Option E. If money is your primary motivator, I agree, this may not be a good fit. The kind of person that will thrive here will certainly want to be paid for her performance, but will also highly value the opportunity to [build, scale, lead, impact, work on X challenge, learn). What else, in addition to more money, would it take for you to consider a move?
After every conversation …
Always send the candidate a follow-up email with your contact information, a small networking paragraph or two with a quick overview of what’s in it for them, a request to follow their career, and an invitation to connect on their preferred social network. Finally, encourage them to call you anytime (give them your mobile number, too).
The best responses
There is not one ultimate comeback. Whatever your specific approach, the most successful recruiters tend to respond by:
- Actively listening to their concerns and not discounting or discarding them. R-E-S-P-E-C-T.

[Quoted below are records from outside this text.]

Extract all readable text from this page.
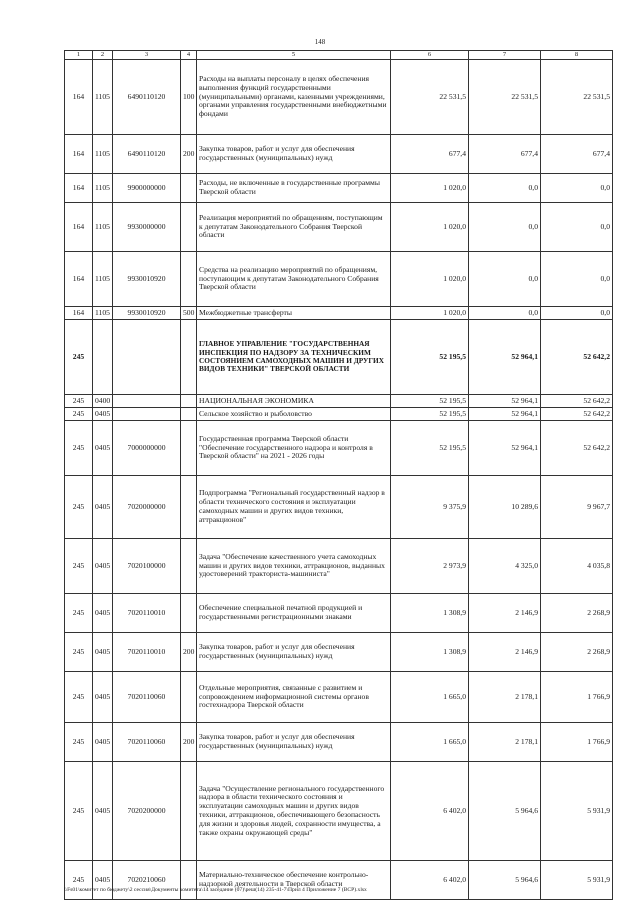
148
1	2	3	4	5	6	7	8
164	1105	6490110120	100	Расходы на выплаты персоналу в целях обеспечения выполнения функций государственными (муниципальными) органами, казенными учреждениями, органами управления государственными внебюджетными фондами	22 531,5	22 531,5	22 531,5
164	1105	6490110120	200	Закупка товаров, работ и услуг для обеспечения государственных (муниципальных) нужд	677,4	677,4	677,4
164	1105	9900000000		Расходы, не включенные в государственные программы Тверской области	1 020,0	0,0	0,0
164	1105	9930000000		Реализация мероприятий по обращениям, поступающим к депутатам Законодательного Собрания Тверской области	1 020,0	0,0	0,0
164	1105	9930010920		Средства на реализацию мероприятий по обращениям, поступающим к депутатам Законодательного Собрания Тверской области	1 020,0	0,0	0,0
164	1105	9930010920	500	Межбюджетные трансферты	1 020,0	0,0	0,0
245				ГЛАВНОЕ УПРАВЛЕНИЕ "ГОСУДАРСТВЕННАЯ ИНСПЕКЦИЯ ПО НАДЗОРУ ЗА ТЕХНИЧЕСКИМ СОСТОЯНИЕМ САМОХОДНЫХ МАШИН И ДРУГИХ ВИДОВ ТЕХНИКИ" ТВЕРСКОЙ ОБЛАСТИ	52 195,5	52 964,1	52 642,2
245	0400			НАЦИОНАЛЬНАЯ ЭКОНОМИКА	52 195,5	52 964,1	52 642,2
245	0405			Сельское хозяйство и рыболовство	52 195,5	52 964,1	52 642,2
245	0405	7000000000		Государственная программа Тверской области "Обеспечение государственного надзора и контроля в Тверской области" на 2021 - 2026 годы	52 195,5	52 964,1	52 642,2
245	0405	7020000000		Подпрограмма "Региональный государственный надзор в области технического состояния и эксплуатации самоходных машин и других видов техники, аттракционов"	9 375,9	10 289,6	9 967,7
245	0405	7020100000		Задача "Обеспечение качественного учета самоходных машин и других видов техники, аттракционов, выданных удостоверений тракториста-машиниста"	2 973,9	4 325,0	4 035,8
245	0405	7020110010		Обеспечение специальной печатной продукцией и государственными регистрационными знаками	1 308,9	2 146,9	2 268,9
245	0405	7020110010	200	Закупка товаров, работ и услуг для обеспечения государственных (муниципальных) нужд	1 308,9	2 146,9	2 268,9
245	0405	7020110060		Отдельные мероприятия, связанные с развитием и сопровождением информационной системы органов гостехнадзора Тверской области	1 665,0	2 178,1	1 766,9
245	0405	7020110060	200	Закупка товаров, работ и услуг для обеспечения государственных (муниципальных) нужд	1 665,0	2 178,1	1 766,9
245	0405	7020200000		Задача "Осуществление регионального государственного надзора в области технического состояния и эксплуатации самоходных машин и других видов техники, аттракционов, обеспечивающего безопасность для жизни и здоровья людей, сохранности имущества, а также охраны окружающей среды"	6 402,0	5 964,6	5 931,9
245	0405	7020210060		Материально-техническое обеспечение контрольно-надзорной деятельности в Тверской области	6 402,0	5 964,6	5 931,9
\\Fs01\комитет по бюджету\2 сессия\Документы комитета\14 заседание (07)\реш(14) 235-41-7\Прил 4 Приложение 7 (ВСР).xlsx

- Leveraging clarifying questions or reframing questions (over arguments) to move a candidate along the interest scale and get the candidate to think about this as a great step forward in their career, not just another job.
- Demonstrating a personalized approach – a sincere interest in a two-way fit – and a relationship-oriented tone versus a “help me fill this req” tone.
There are entire workshops and books focused on cold calling and overcoming objections. In this article, I wanted to give you some practical phrasing and share some different approaches. And, just like we said in the previous article, you have to find your own voice. You have to practice. And remember, to some extent, this isn’t supposed to be easy. But it doesn’t have to be hard or scary when you see your role as something other than a salesperson who has to close this deal today.